Immer wieder wurden und werden an Gedenktagen Stimmen laut, die einen „Schlussstrich“ ziehen wollen. Umso wichtiger sei die Aufgabe zur Schaffung einer Erinnerungskultur ohne Leerstellen: „Wir brauchen mehr Wissen. Wir müssen weg von einer Opferkonkurrenz und Nationalisierung“, betonten Tatjana Tönsmeyer und Helge Lindh auch die Notwendigkeit eines Dokumentationszentrums zur deutschen Besatzungsgeschichte.
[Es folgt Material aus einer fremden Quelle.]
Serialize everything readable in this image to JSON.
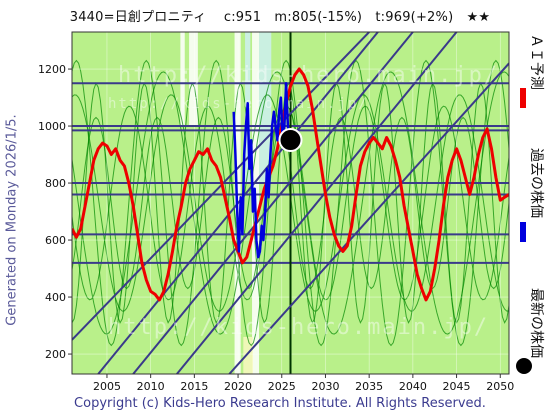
{
  "header": {
    "title": "3440=日創プロニティ　 c:951　m:805(-15%)　t:969(+2%)　★★"
  },
  "side_label": "Generated on Monday 2026/1/5.",
  "footer": "Copyright (c) Kids-Hero Research Institute. All Rights Reserved.",
  "watermark": {
    "top": "http://kids-hero.main.jp/",
    "top_small": "http://kids-hero.main.jp/",
    "bottom": "http://kids-hero.main.jp/"
  },
  "legend": {
    "forecast": "ＡＩ予測",
    "past": "過去の株価",
    "latest": "最新の株価"
  },
  "colors": {
    "plot_bg": "#b9f08a",
    "forecast": "#ee0000",
    "past": "#0000dd",
    "latest": "#000000",
    "trend_line": "#3a3a8a",
    "h_line": "#3a3a8a",
    "green_line": "#008800",
    "band_light": "#ccf0f0",
    "band_white": "#ffffff",
    "band_yellow": "#f8f8c0"
  },
  "chart_data": {
    "type": "line",
    "xlim": [
      2001,
      2051
    ],
    "ylim": [
      130,
      1330
    ],
    "x_ticks": [
      2005,
      2010,
      2015,
      2020,
      2025,
      2030,
      2035,
      2040,
      2045,
      2050
    ],
    "y_ticks": [
      200,
      400,
      600,
      800,
      1000,
      1200
    ],
    "grid": true,
    "horizontal_levels": [
      1150,
      1000,
      985,
      800,
      760,
      620,
      520
    ],
    "current_year_marker": 2026,
    "series": [
      {
        "name": "ＡＩ予測",
        "color": "#ee0000",
        "x": [
          2001,
          2001.5,
          2002,
          2002.5,
          2003,
          2003.5,
          2004,
          2004.5,
          2005,
          2005.5,
          2006,
          2006.5,
          2007,
          2007.5,
          2008,
          2008.5,
          2009,
          2009.5,
          2010,
          2010.5,
          2011,
          2011.5,
          2012,
          2012.5,
          2013,
          2013.5,
          2014,
          2014.5,
          2015,
          2015.5,
          2016,
          2016.5,
          2017,
          2017.5,
          2018,
          2018.5,
          2019,
          2019.5,
          2020,
          2020.5,
          2021,
          2021.5,
          2022,
          2022.5,
          2023,
          2023.5,
          2024,
          2024.5,
          2025,
          2025.5,
          2026,
          2026.5,
          2027,
          2027.5,
          2028,
          2028.5,
          2029,
          2029.5,
          2030,
          2030.5,
          2031,
          2031.5,
          2032,
          2032.5,
          2033,
          2033.5,
          2034,
          2034.5,
          2035,
          2035.5,
          2036,
          2036.5,
          2037,
          2037.5,
          2038,
          2038.5,
          2039,
          2039.5,
          2040,
          2040.5,
          2041,
          2041.5,
          2042,
          2042.5,
          2043,
          2043.5,
          2044,
          2044.5,
          2045,
          2045.5,
          2046,
          2046.5,
          2047,
          2047.5,
          2048,
          2048.5,
          2049,
          2049.5,
          2050,
          2050.5,
          2051
        ],
        "y": [
          640,
          610,
          640,
          720,
          800,
          880,
          920,
          940,
          930,
          900,
          920,
          880,
          860,
          800,
          720,
          620,
          520,
          460,
          420,
          410,
          390,
          420,
          480,
          560,
          650,
          720,
          800,
          850,
          880,
          910,
          900,
          920,
          880,
          860,
          820,
          750,
          680,
          600,
          560,
          520,
          540,
          600,
          660,
          720,
          780,
          820,
          860,
          920,
          1000,
          1080,
          1140,
          1180,
          1200,
          1180,
          1140,
          1060,
          960,
          860,
          760,
          680,
          620,
          580,
          560,
          580,
          650,
          760,
          860,
          910,
          940,
          960,
          940,
          920,
          960,
          930,
          880,
          820,
          720,
          640,
          560,
          480,
          430,
          390,
          420,
          500,
          600,
          720,
          820,
          880,
          920,
          880,
          820,
          760,
          820,
          900,
          960,
          990,
          920,
          820,
          740,
          750,
          760
        ]
      },
      {
        "name": "過去の株価",
        "color": "#0000dd",
        "x": [
          2019.5,
          2019.7,
          2019.9,
          2020.1,
          2020.3,
          2020.5,
          2020.7,
          2020.9,
          2021.1,
          2021.3,
          2021.5,
          2021.7,
          2021.9,
          2022.1,
          2022.3,
          2022.5,
          2022.7,
          2022.9,
          2023.1,
          2023.3,
          2023.5,
          2023.7,
          2023.9,
          2024.1,
          2024.3,
          2024.5,
          2024.7,
          2024.9,
          2025.1,
          2025.3,
          2025.5,
          2025.7,
          2025.9
        ],
        "y": [
          1050,
          900,
          700,
          560,
          750,
          620,
          900,
          1000,
          1080,
          850,
          950,
          700,
          780,
          600,
          540,
          560,
          650,
          600,
          700,
          850,
          750,
          900,
          1000,
          1050,
          1000,
          950,
          1050,
          1100,
          950,
          1000,
          1150,
          1000,
          951
        ]
      }
    ],
    "latest_point": {
      "x": 2026,
      "y": 951
    },
    "trend_lines": [
      {
        "x": [
          2001,
          2035
        ],
        "y": [
          250,
          1330
        ]
      },
      {
        "x": [
          2004,
          2036
        ],
        "y": [
          130,
          1330
        ]
      },
      {
        "x": [
          2008,
          2040
        ],
        "y": [
          130,
          1330
        ]
      },
      {
        "x": [
          2013,
          2045
        ],
        "y": [
          130,
          1330
        ]
      },
      {
        "x": [
          2019,
          2051
        ],
        "y": [
          130,
          1220
        ]
      }
    ],
    "bands": [
      {
        "x": [
          2013.4,
          2013.9
        ],
        "y": [
          1000,
          1330
        ],
        "color": "#ffffff"
      },
      {
        "x": [
          2014.4,
          2015.4
        ],
        "y": [
          1000,
          1330
        ],
        "color": "#ffffff"
      },
      {
        "x": [
          2019.6,
          2020.3
        ],
        "y": [
          130,
          1330
        ],
        "color": "#ffffff"
      },
      {
        "x": [
          2021.6,
          2022.4
        ],
        "y": [
          130,
          1330
        ],
        "color": "#ffffff"
      },
      {
        "x": [
          2022.4,
          2023.8
        ],
        "y": [
          800,
          1330
        ],
        "color": "#ccf0f0"
      },
      {
        "x": [
          2020.8,
          2021.4
        ],
        "y": [
          800,
          1330
        ],
        "color": "#ccf0f0"
      },
      {
        "x": [
          2020.6,
          2021.7
        ],
        "y": [
          130,
          260
        ],
        "color": "#f8f8c0"
      }
    ]
  }
}
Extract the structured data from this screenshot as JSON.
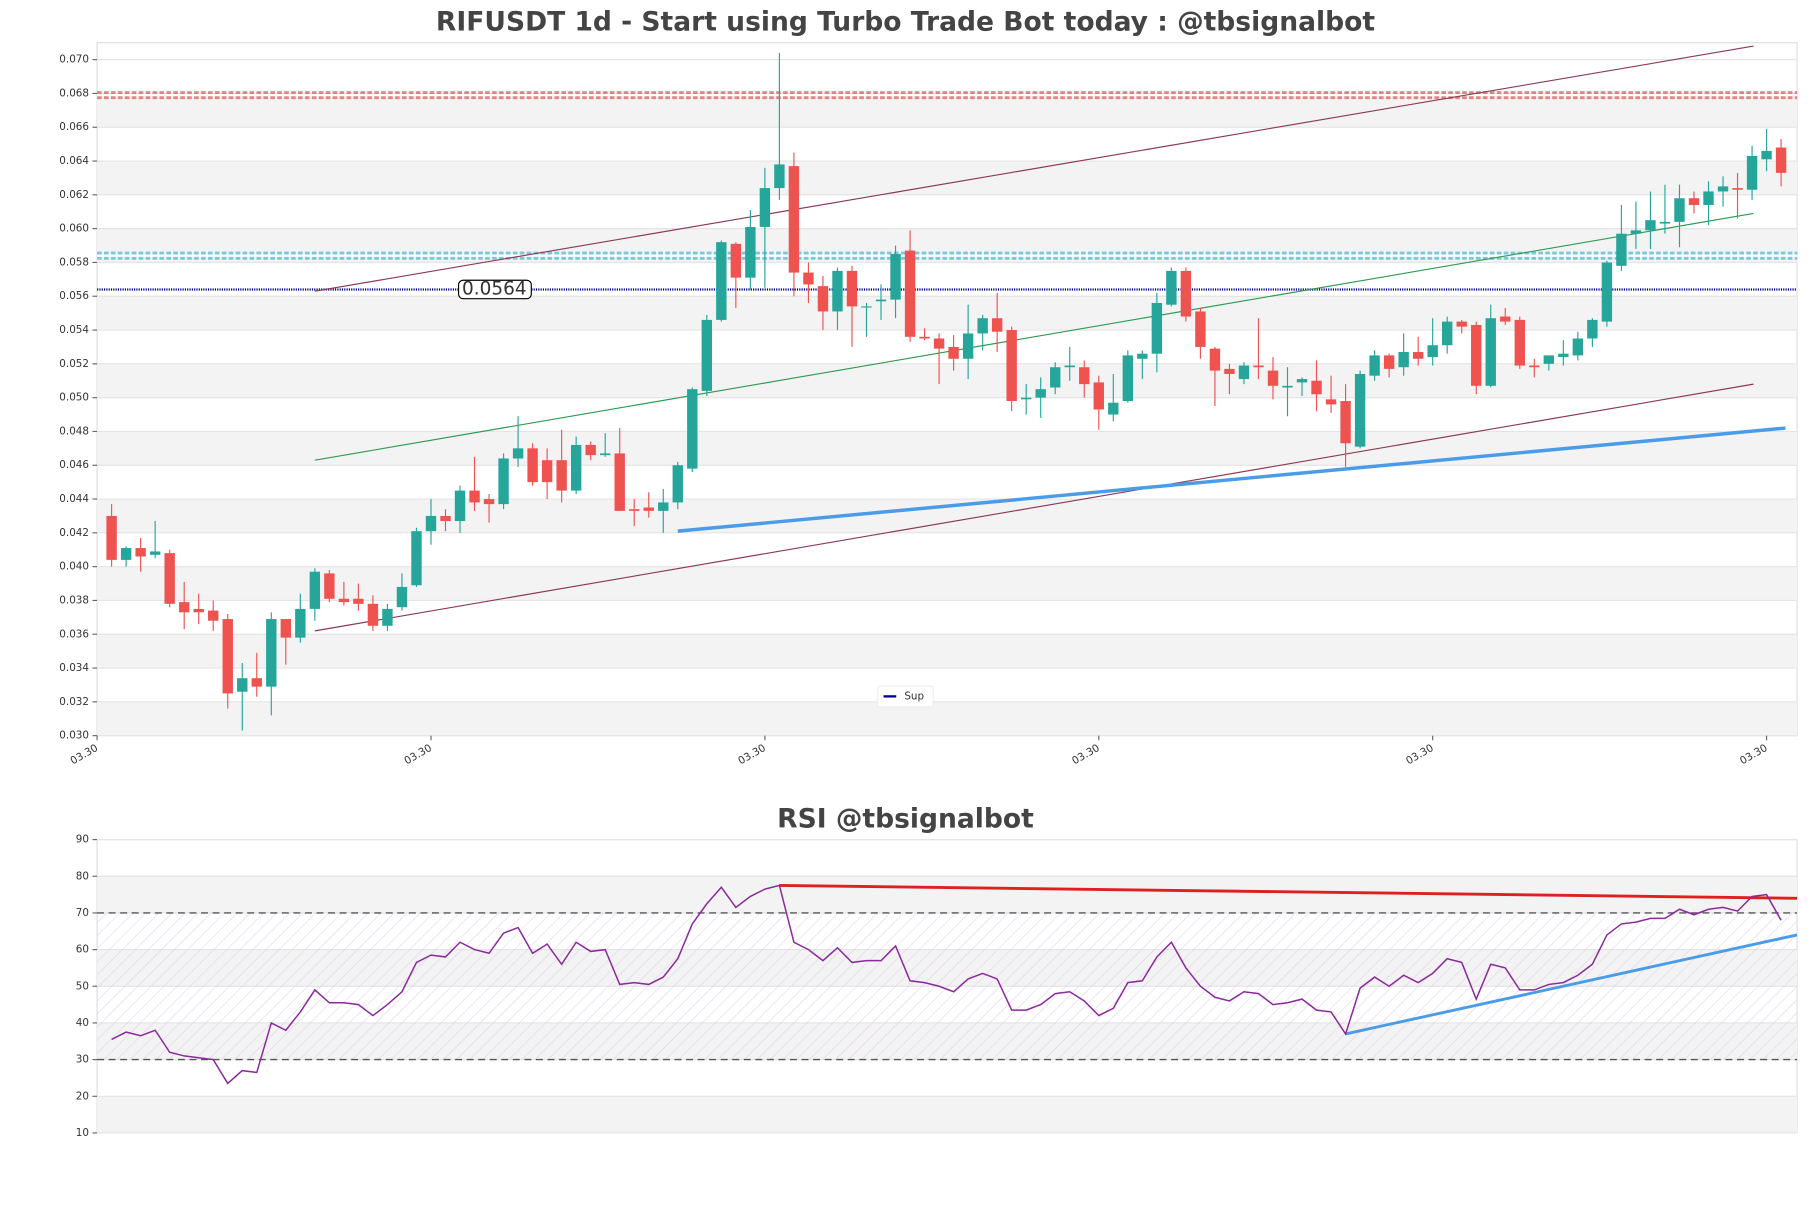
{
  "chart_data": [
    {
      "type": "candlestick",
      "title": "RIFUSDT 1d - Start using Turbo Trade Bot today : @tbsignalbot",
      "up_color": "#26a69a",
      "down_color": "#ef5350",
      "open": [
        0.043,
        0.0404,
        0.0411,
        0.0407,
        0.0408,
        0.0379,
        0.0375,
        0.0374,
        0.0369,
        0.0326,
        0.0334,
        0.0329,
        0.0369,
        0.0358,
        0.0375,
        0.0396,
        0.0381,
        0.0381,
        0.0378,
        0.0365,
        0.0376,
        0.0389,
        0.0421,
        0.043,
        0.0427,
        0.0445,
        0.044,
        0.0437,
        0.0464,
        0.047,
        0.0463,
        0.0463,
        0.0445,
        0.0472,
        0.0466,
        0.0467,
        0.0434,
        0.0435,
        0.0433,
        0.0438,
        0.0458,
        0.0504,
        0.0546,
        0.0591,
        0.0571,
        0.0601,
        0.0624,
        0.0637,
        0.0574,
        0.0566,
        0.0551,
        0.0575,
        0.0554,
        0.0557,
        0.0558,
        0.0587,
        0.0536,
        0.0535,
        0.053,
        0.0523,
        0.0538,
        0.0547,
        0.054,
        0.0499,
        0.05,
        0.0506,
        0.0518,
        0.0518,
        0.0509,
        0.049,
        0.0498,
        0.0523,
        0.0526,
        0.0555,
        0.0575,
        0.0551,
        0.0529,
        0.0517,
        0.0511,
        0.0519,
        0.0516,
        0.0506,
        0.0509,
        0.051,
        0.0499,
        0.0498,
        0.0471,
        0.0513,
        0.0525,
        0.0518,
        0.0527,
        0.0524,
        0.0531,
        0.0545,
        0.0543,
        0.0507,
        0.0548,
        0.0546,
        0.0519,
        0.052,
        0.0524,
        0.0525,
        0.0535,
        0.0545,
        0.0578,
        0.0597,
        0.0599,
        0.0603,
        0.0604,
        0.0618,
        0.0614,
        0.0622,
        0.0624,
        0.0623,
        0.0641,
        0.0648
      ],
      "high": [
        0.0437,
        0.0412,
        0.0417,
        0.0427,
        0.041,
        0.0391,
        0.0384,
        0.038,
        0.0372,
        0.0343,
        0.0349,
        0.0373,
        0.0369,
        0.0384,
        0.0399,
        0.0398,
        0.0391,
        0.039,
        0.0383,
        0.0378,
        0.0396,
        0.0423,
        0.044,
        0.0434,
        0.0448,
        0.0465,
        0.0443,
        0.0467,
        0.0489,
        0.0473,
        0.047,
        0.0481,
        0.0477,
        0.0474,
        0.0479,
        0.0482,
        0.044,
        0.0444,
        0.0446,
        0.0462,
        0.0506,
        0.0549,
        0.0593,
        0.0592,
        0.0611,
        0.0636,
        0.0704,
        0.0645,
        0.058,
        0.0572,
        0.0577,
        0.0578,
        0.0556,
        0.0567,
        0.059,
        0.0599,
        0.0541,
        0.0538,
        0.0537,
        0.0555,
        0.0549,
        0.0562,
        0.0542,
        0.0508,
        0.0512,
        0.0521,
        0.053,
        0.0522,
        0.0513,
        0.0514,
        0.0528,
        0.0528,
        0.0562,
        0.0577,
        0.0577,
        0.0553,
        0.053,
        0.052,
        0.0521,
        0.0547,
        0.0524,
        0.0518,
        0.0512,
        0.0522,
        0.0513,
        0.0508,
        0.0516,
        0.0528,
        0.0526,
        0.0538,
        0.0536,
        0.0547,
        0.0548,
        0.0546,
        0.0545,
        0.0555,
        0.0553,
        0.0548,
        0.0523,
        0.0525,
        0.0534,
        0.0539,
        0.0547,
        0.0581,
        0.0614,
        0.0616,
        0.0622,
        0.0626,
        0.0626,
        0.0622,
        0.0628,
        0.0631,
        0.0633,
        0.0649,
        0.0659,
        0.0653
      ],
      "low": [
        0.04,
        0.04,
        0.0397,
        0.0405,
        0.0376,
        0.0363,
        0.0366,
        0.0362,
        0.0316,
        0.0303,
        0.0323,
        0.0312,
        0.0342,
        0.0355,
        0.0368,
        0.0379,
        0.0377,
        0.0374,
        0.0362,
        0.0362,
        0.0374,
        0.0388,
        0.0413,
        0.0421,
        0.042,
        0.0433,
        0.0426,
        0.0434,
        0.0459,
        0.0448,
        0.044,
        0.0438,
        0.0443,
        0.0463,
        0.0465,
        0.0433,
        0.0424,
        0.0429,
        0.042,
        0.0434,
        0.0456,
        0.0501,
        0.0545,
        0.0553,
        0.0564,
        0.0565,
        0.0617,
        0.056,
        0.0556,
        0.054,
        0.054,
        0.053,
        0.0536,
        0.0546,
        0.0547,
        0.0533,
        0.0534,
        0.0508,
        0.0516,
        0.0511,
        0.0528,
        0.0527,
        0.0492,
        0.049,
        0.0488,
        0.0502,
        0.051,
        0.05,
        0.0481,
        0.0486,
        0.0497,
        0.0511,
        0.0515,
        0.0554,
        0.0545,
        0.0523,
        0.0495,
        0.0502,
        0.0508,
        0.0511,
        0.0499,
        0.0489,
        0.0501,
        0.0492,
        0.0491,
        0.0459,
        0.047,
        0.051,
        0.0512,
        0.0513,
        0.0519,
        0.0519,
        0.0526,
        0.0538,
        0.0502,
        0.0506,
        0.0543,
        0.0517,
        0.0512,
        0.0516,
        0.0519,
        0.0522,
        0.053,
        0.0542,
        0.0575,
        0.0588,
        0.0588,
        0.0597,
        0.0589,
        0.0609,
        0.0602,
        0.0613,
        0.0606,
        0.0617,
        0.0634,
        0.0625
      ],
      "close": [
        0.0404,
        0.0411,
        0.0406,
        0.0409,
        0.0378,
        0.0373,
        0.0373,
        0.0368,
        0.0325,
        0.0334,
        0.0329,
        0.0369,
        0.0358,
        0.0375,
        0.0397,
        0.0381,
        0.0379,
        0.0378,
        0.0365,
        0.0375,
        0.0388,
        0.0421,
        0.043,
        0.0427,
        0.0445,
        0.0438,
        0.0437,
        0.0464,
        0.047,
        0.045,
        0.045,
        0.0445,
        0.0472,
        0.0466,
        0.0467,
        0.0433,
        0.0433,
        0.0433,
        0.0438,
        0.046,
        0.0505,
        0.0546,
        0.0592,
        0.0571,
        0.0601,
        0.0624,
        0.0638,
        0.0574,
        0.0567,
        0.0551,
        0.0575,
        0.0554,
        0.0554,
        0.0558,
        0.0585,
        0.0536,
        0.0535,
        0.0529,
        0.0523,
        0.0538,
        0.0547,
        0.0539,
        0.0498,
        0.05,
        0.0505,
        0.0518,
        0.0519,
        0.0508,
        0.0493,
        0.0497,
        0.0525,
        0.0526,
        0.0556,
        0.0575,
        0.0548,
        0.053,
        0.0516,
        0.0514,
        0.0519,
        0.0518,
        0.0507,
        0.0507,
        0.0511,
        0.0502,
        0.0496,
        0.0473,
        0.0514,
        0.0525,
        0.0517,
        0.0527,
        0.0523,
        0.0531,
        0.0545,
        0.0542,
        0.0507,
        0.0547,
        0.0545,
        0.0519,
        0.0518,
        0.0525,
        0.0526,
        0.0535,
        0.0546,
        0.058,
        0.0597,
        0.0599,
        0.0605,
        0.0604,
        0.0618,
        0.0614,
        0.0622,
        0.0625,
        0.0623,
        0.0643,
        0.0646,
        0.0633
      ],
      "xlim": [
        -1,
        116.1
      ],
      "xticks": [
        {
          "value": -1,
          "label": "03.30"
        },
        {
          "value": 22,
          "label": "03.30"
        },
        {
          "value": 45,
          "label": "03.30"
        },
        {
          "value": 68,
          "label": "03.30"
        },
        {
          "value": 91,
          "label": "03.30"
        },
        {
          "value": 114,
          "label": "03.30"
        }
      ],
      "ylim": [
        0.03,
        0.071
      ],
      "yticks": [
        {
          "value": 0.03,
          "label": "0.030"
        },
        0.032,
        0.034,
        0.036,
        0.038,
        {
          "value": 0.04,
          "label": "0.040"
        },
        0.042,
        0.044,
        0.046,
        0.048,
        {
          "value": 0.05,
          "label": "0.050"
        },
        0.052,
        0.054,
        0.056,
        0.058,
        {
          "value": 0.06,
          "label": "0.060"
        },
        0.062,
        0.064,
        0.066,
        0.068,
        {
          "value": 0.07,
          "label": "0.070"
        }
      ],
      "hlines": [
        {
          "value": 0.0679,
          "color": "#d62728"
        },
        {
          "value": 0.0584,
          "color": "#17a2c8"
        },
        {
          "value": 0.0564,
          "color": "#00008b",
          "name": "Sup"
        }
      ],
      "trendlines": [
        {
          "x": [
            14,
            113.1
          ],
          "y": [
            0.0563,
            0.0708
          ],
          "color": "#8b3a52"
        },
        {
          "x": [
            14,
            113.1
          ],
          "y": [
            0.0362,
            0.0508
          ],
          "color": "#8b3a52"
        },
        {
          "x": [
            14,
            113.1
          ],
          "y": [
            0.0463,
            0.0609
          ],
          "color": "#2e9b4e"
        },
        {
          "x": [
            39,
            115.3
          ],
          "y": [
            0.0421,
            0.0482
          ],
          "color": "#4a9be8",
          "width": 3
        }
      ]
    },
    {
      "type": "line",
      "title": "RSI @tbsignalbot",
      "color": "#8b2a9b",
      "values": [
        35.5,
        37.5,
        36.5,
        38,
        32,
        31,
        30.5,
        30,
        23.5,
        27,
        26.5,
        40,
        38,
        43,
        49,
        45.5,
        45.5,
        45,
        42,
        45,
        48.5,
        56.5,
        58.5,
        58,
        62,
        60,
        59,
        64.5,
        66,
        59,
        61.5,
        56,
        62,
        59.5,
        60,
        50.5,
        51,
        50.5,
        52.5,
        57.5,
        67,
        72.5,
        77,
        71.5,
        74.5,
        76.5,
        77.5,
        62,
        60,
        57,
        60.5,
        56.5,
        57,
        57,
        61,
        51.5,
        51,
        50,
        48.5,
        52,
        53.5,
        52,
        43.5,
        43.5,
        45,
        48,
        48.5,
        46,
        42,
        44,
        51,
        51.5,
        58,
        62,
        55,
        50,
        47,
        46,
        48.5,
        48,
        45,
        45.5,
        46.5,
        43.5,
        43,
        37,
        49.5,
        52.5,
        50,
        53,
        51,
        53.5,
        57.5,
        56.5,
        46.5,
        56,
        55,
        49,
        49,
        50.5,
        51,
        53,
        56,
        64,
        67,
        67.5,
        68.5,
        68.5,
        71,
        69.5,
        71,
        71.5,
        70.5,
        74.5,
        75,
        68
      ],
      "xlim": [
        -1,
        116.1
      ],
      "ylim": [
        10,
        90
      ],
      "yticks": [
        10,
        20,
        30,
        40,
        50,
        60,
        70,
        80,
        90
      ],
      "hlines": [
        {
          "value": 70,
          "color": "#555"
        },
        {
          "value": 30,
          "color": "#555"
        }
      ],
      "trendlines": [
        {
          "x": [
            46,
            116.1
          ],
          "y": [
            77.5,
            74
          ],
          "color": "#e02020"
        },
        {
          "x": [
            85,
            116.1
          ],
          "y": [
            37,
            64
          ],
          "color": "#4a9be8"
        }
      ]
    }
  ]
}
Dazu gehöre auch die Auseinandersetzung mit der eigenen Familiengeschichte.

Mahner für Menschlichkeit

Tönsmeyers präzise Schilderungen der Ereignisse und Erfahrungen sind in der heutigen Zeit mit neuaufblühendem Antisemitismus, Rassismus und russischem Angriffskrieg sowie Nahost-Konflikt wichtiger denn je. Zumal mit Margot Friedländer am 9. Mai eine weitere mahnende, aber auch versöhnende Zeitzeugen-Stimme verstummt ist: „Das, was damals geschehen ist, darf nie wieder geschehen“, appellierte die Zeitzeugin immer wieder: „Ihr habt es in der Hand. Seid Menschen…!“ 

Infos zum Buch & nächster Termin

Das Buch „Unter deutscher Besatzung: Europa 1939-45“ von Tatjana Tönsmeyer ist unter der ISBN 978-3406817359 im Buchhandel erhältlich. Am heutigen Montag, 2. Juni, empfängt Gastgeberin Annette Leuschen in Kooperation mit dem katholischen Bildungswerk Prof. Dr. Fabian Kessl zum nächsten „Offenen Abend“. Thema wird ab 19.30 Uhr an der Altenberger Straße 25 der „Missbrauch in der Kirche“ sein. Der Eintritt ist wie immer frei.